Q. Is he a little Brady Ellingson-like? Is that a fair comparison?
FRAN MCCAFFERY: I think a little bit different. Well, I shouldn't say -- because Brady did play a lot of one in high school. He just kind of brought it down and scored it. So that's not an unfair comparison. But I think this year he's going to play a lot more point for his high school team than he did last year. He sort of has that reputation for being a great shooter, and that's what everybody thinks he is. He just makes shots, and he does, but he's really good off the dribble. He's a terrific rebounder, so he goes in and rebounds. He can play. You can play three guards with him.
A lot of times guys want to play three guards, but if none of them rebound, you can't play three guards. So, he rebounds, Joe rebounds, Connor rebounds, and you go right on down our roster. Those guys rebound, and I look for that.
I want my point guards rebounding. I don't want guys that think that the rebounding should only be from the front court position, especially when teams are shooting threes against you. You better get those long rebounds. Some of my best rebounders I've ever had have been at the point guard position. One of them is on my staff, Courtney Eldridge. Phenomenal. Just loose ball recoveries, defense. And they're not getting offensive rebounds, of course, because they're getting back. But you have to get those long ones, because if you do, you can just take it. Makes your fast break that much faster when your point guard gets the rebound.
Q. What about Wieskamp? He looks like a kid that's got some holes in his game. Do you see him coming in here and starting right away as a freshman?
FRAN MCCAFFERY: I think it's a possibility. He's not a mistake guy. He's got good size. He's a legit 6'6", probably 6'6" plus. But he's got really long arms, and he can jump. So he plays 6'8"to 6'9". If he rips and drives baseline, he's dunking the ball. His stroke is pure; if it's a catch-and-shoot situation you feel like it's going in, but he puts it on the deck, and he gives it up easy, he does not hunt shots.
I've never seen a guy get 25 on fewer shots as often as he does -- or as often as he has, I should say. That's what's beautiful about his game. He'll go 10 for 12 a lot. That's a good thing.
Q. I don't know if you care about the player recruiting rankings, but he is the highest ranked recruit in your history. Do you see him as the top recruit you've had here or potentially?
FRAN MCCAFFERY: I think it's safe to say that I don't really care about rankings. I never have. I think it's fun to talk about and some people make their living ranking, so I don't mean to slight those folks, but I have a lot of experience doing this, and so does my staff.
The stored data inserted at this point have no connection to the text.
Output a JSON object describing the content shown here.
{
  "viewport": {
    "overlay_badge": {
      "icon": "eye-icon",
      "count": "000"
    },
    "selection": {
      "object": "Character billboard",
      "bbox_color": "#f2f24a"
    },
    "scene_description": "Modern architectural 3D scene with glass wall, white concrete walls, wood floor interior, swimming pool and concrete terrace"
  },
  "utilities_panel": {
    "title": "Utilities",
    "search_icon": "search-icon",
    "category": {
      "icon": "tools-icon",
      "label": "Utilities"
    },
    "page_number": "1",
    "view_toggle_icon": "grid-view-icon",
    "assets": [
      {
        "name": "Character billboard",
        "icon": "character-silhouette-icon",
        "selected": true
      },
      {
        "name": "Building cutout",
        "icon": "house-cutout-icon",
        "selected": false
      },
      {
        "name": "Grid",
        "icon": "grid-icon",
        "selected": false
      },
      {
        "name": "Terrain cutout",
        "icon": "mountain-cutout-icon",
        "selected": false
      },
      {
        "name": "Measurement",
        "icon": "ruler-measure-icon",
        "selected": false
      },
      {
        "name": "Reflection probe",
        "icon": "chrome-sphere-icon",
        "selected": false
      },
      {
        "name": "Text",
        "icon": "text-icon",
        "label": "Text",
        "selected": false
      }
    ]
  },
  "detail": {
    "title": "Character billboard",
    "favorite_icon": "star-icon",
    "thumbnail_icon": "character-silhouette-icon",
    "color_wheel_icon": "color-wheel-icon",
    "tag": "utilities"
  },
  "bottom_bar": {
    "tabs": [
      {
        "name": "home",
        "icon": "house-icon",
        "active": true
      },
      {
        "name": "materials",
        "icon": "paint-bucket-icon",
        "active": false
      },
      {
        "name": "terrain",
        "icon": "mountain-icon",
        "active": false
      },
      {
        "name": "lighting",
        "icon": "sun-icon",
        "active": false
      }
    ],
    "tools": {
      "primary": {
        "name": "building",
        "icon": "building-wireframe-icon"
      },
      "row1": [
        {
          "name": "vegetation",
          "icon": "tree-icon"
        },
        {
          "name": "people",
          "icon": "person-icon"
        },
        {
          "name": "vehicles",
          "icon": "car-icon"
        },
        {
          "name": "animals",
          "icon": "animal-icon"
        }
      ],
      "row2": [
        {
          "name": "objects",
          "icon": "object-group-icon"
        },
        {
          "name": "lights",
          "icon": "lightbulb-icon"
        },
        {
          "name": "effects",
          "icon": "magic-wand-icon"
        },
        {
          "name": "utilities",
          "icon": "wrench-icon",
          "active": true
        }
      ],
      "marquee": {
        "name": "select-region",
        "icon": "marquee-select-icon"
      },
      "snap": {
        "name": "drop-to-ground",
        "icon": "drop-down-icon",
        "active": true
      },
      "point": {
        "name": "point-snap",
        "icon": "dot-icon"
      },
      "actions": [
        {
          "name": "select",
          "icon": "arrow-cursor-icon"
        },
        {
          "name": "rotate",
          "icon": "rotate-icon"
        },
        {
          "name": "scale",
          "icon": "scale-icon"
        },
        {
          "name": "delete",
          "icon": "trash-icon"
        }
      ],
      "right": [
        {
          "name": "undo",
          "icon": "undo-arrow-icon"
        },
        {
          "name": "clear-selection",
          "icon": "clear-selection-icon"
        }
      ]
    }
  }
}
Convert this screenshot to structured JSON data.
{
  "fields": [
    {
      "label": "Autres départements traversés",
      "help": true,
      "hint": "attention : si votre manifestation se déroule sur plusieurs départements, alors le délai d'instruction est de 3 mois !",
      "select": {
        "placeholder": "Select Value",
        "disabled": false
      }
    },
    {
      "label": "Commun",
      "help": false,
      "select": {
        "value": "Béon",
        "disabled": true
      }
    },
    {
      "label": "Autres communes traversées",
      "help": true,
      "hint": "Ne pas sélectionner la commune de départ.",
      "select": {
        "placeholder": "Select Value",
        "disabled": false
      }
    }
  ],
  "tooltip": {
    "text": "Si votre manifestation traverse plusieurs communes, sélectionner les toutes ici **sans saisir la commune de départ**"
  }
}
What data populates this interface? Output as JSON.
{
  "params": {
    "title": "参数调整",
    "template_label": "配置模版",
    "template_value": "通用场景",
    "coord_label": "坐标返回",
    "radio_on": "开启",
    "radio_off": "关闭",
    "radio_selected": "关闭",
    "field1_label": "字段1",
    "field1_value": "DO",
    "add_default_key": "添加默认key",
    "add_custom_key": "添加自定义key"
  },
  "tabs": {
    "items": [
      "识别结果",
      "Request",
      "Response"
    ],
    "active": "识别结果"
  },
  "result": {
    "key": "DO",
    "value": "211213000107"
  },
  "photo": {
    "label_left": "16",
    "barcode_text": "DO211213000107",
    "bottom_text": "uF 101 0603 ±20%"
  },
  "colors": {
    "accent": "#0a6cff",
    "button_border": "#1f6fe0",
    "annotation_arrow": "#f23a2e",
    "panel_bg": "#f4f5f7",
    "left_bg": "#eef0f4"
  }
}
They're paid a lot of money to evaluate. I don't need somebody else evaluating. We have to evaluate for ourselves.
We put our eyeballs on them. Can they play in this league or not? Can they fit in our system or not? You know, some guy that works for some internet deal -- no offense, guys -- but, we will do our job and you can evaluate later. If they're any good, you'll write that. If they're not any good, you'll write that. So let's look at reality, and not what they're projected to be.
That's the same thing with the NBA. You look at guys, and some guys get hyped up and they get drafted high and aren't any good. So ultimately, our success or failure would be dependent upon how good they are and not where they were ranked in high school.
I even talked to guys about that. Because that's important to the kids. They want to know where they're ranked. And they don't like it when they're ranked below guys they know they're better than. We talked about that. You get in those conversations, I can't believe this guy and this guy and this guy. Who cares.
I always tell the story we signed Pat Garrity when I was at Notre Dame, and he was in the top 150. We got killed. He's not a Big East player. You know, who cares where he's ranked in high school. I think he was the 21st pick. I think he made like 35 million in the NBA. Played ten years. Somebody was ranked 19 or 20 in that class, and they weren't the 19th or 20th pick in the draft. So let's focus on what happens later and not what happens in high school.